# The Transformer
In this lab scenario, you will implement causal attention for a Transformer Decoder model.
Transformer architecture was introduced in the [Attention Is All You Need](https://arxiv.org/abs/1706.03762)
and has dominated the field of language modeling.  
Here we will go through different parts of the transformer architecture and explain each of them briefly.


## Transformer Overview

### The input
Transformer decoder models (such as LLaMa 3.1 and Mistral) are popular text-processing models.   
One can distinguish two versions of such models: base and instruction-tuned.  
The base models are usually transformers trained on predicting the continuation of a given text (for each prefix they output a probability distribution over the next text fragments).  
In contrast, the instruction-tuned ones are base models that were additionally trained to follow instructions.  
The text is presented to the transformer as a sequence of tokens.   
Tokens are integers used to represent pieces of text.  
To be more precise to convert text to tokens we first prepare a dictionary of common text fragments.   
We usually want to have all possible letters in the dictionary so that all texts can be tokenized.   
We then assign to each text piece from the dictionary an integer and use the dictionary to convert text into a sequence of tokens (integers).  
The program that converts text into tokens is called a tokenizer.  

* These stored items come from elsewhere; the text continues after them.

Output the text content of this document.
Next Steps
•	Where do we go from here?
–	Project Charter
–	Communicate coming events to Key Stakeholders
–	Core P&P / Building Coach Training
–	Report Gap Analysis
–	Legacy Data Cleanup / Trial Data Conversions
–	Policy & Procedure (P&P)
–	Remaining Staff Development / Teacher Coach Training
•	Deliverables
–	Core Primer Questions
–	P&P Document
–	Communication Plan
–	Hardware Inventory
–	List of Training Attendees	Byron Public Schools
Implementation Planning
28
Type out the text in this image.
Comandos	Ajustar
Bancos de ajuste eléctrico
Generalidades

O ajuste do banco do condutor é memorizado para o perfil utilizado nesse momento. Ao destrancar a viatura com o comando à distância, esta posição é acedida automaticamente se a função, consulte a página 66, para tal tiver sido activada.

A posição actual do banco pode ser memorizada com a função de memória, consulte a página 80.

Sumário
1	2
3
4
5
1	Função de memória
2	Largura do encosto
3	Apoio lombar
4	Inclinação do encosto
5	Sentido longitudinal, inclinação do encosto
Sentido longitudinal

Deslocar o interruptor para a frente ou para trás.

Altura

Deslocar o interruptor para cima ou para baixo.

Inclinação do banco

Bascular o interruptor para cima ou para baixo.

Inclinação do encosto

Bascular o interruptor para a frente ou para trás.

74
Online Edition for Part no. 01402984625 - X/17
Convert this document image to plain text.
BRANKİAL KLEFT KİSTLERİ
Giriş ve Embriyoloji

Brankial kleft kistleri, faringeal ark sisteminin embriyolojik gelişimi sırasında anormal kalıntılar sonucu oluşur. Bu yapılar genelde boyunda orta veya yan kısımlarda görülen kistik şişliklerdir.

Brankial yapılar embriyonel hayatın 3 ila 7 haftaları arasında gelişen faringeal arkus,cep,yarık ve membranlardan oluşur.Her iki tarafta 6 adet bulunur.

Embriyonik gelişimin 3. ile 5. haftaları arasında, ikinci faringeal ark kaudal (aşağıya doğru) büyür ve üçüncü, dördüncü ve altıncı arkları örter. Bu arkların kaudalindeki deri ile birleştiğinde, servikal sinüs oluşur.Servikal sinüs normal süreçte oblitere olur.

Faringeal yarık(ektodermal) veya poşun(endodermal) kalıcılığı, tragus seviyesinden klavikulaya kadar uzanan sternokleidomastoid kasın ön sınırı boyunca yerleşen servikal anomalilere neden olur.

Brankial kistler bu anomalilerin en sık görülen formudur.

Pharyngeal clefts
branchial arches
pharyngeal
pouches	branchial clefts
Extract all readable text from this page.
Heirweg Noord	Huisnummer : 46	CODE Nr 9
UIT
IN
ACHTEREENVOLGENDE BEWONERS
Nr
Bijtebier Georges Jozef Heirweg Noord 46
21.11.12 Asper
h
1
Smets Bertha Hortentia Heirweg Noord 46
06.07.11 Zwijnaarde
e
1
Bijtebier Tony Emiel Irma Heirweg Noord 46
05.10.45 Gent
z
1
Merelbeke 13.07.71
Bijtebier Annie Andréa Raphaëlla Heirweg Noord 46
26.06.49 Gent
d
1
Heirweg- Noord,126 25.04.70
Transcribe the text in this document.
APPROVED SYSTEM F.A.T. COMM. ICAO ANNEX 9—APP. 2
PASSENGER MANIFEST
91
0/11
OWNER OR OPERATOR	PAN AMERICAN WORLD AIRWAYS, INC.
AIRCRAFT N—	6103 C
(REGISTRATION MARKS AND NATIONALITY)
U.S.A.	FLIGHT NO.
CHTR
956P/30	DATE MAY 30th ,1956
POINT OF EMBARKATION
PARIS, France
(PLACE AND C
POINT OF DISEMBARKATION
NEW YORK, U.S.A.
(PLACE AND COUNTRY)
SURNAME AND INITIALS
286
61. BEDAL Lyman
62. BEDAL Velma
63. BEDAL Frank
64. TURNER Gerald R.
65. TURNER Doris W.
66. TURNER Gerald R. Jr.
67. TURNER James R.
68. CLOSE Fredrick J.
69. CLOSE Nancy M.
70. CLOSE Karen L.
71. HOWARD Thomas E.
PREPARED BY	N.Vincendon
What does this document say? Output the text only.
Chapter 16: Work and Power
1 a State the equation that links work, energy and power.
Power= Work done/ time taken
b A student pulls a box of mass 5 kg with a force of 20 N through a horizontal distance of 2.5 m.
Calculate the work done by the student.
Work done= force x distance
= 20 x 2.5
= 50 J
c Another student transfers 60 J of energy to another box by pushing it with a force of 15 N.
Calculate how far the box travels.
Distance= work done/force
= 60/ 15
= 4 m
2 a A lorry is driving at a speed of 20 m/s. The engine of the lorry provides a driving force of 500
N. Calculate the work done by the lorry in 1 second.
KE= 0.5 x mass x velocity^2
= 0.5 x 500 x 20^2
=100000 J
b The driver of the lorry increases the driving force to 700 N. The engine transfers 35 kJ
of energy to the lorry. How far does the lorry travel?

In this lab scenario, we will use OpenLLaMAv2 tokenizer and HuggingFace library to tokenize text.   
HuggingFace contains a vast collection of transformer model weights and implementations along with training and inference code.  

In [1]:
!pip3 install transformers==4.47.0
!pip3 install sentencepiece
!pip3 install accelerate

Collecting transformers==4.47.0
  Downloading transformers-4.47.0-py3-none-any.whl.metadata (43 kB)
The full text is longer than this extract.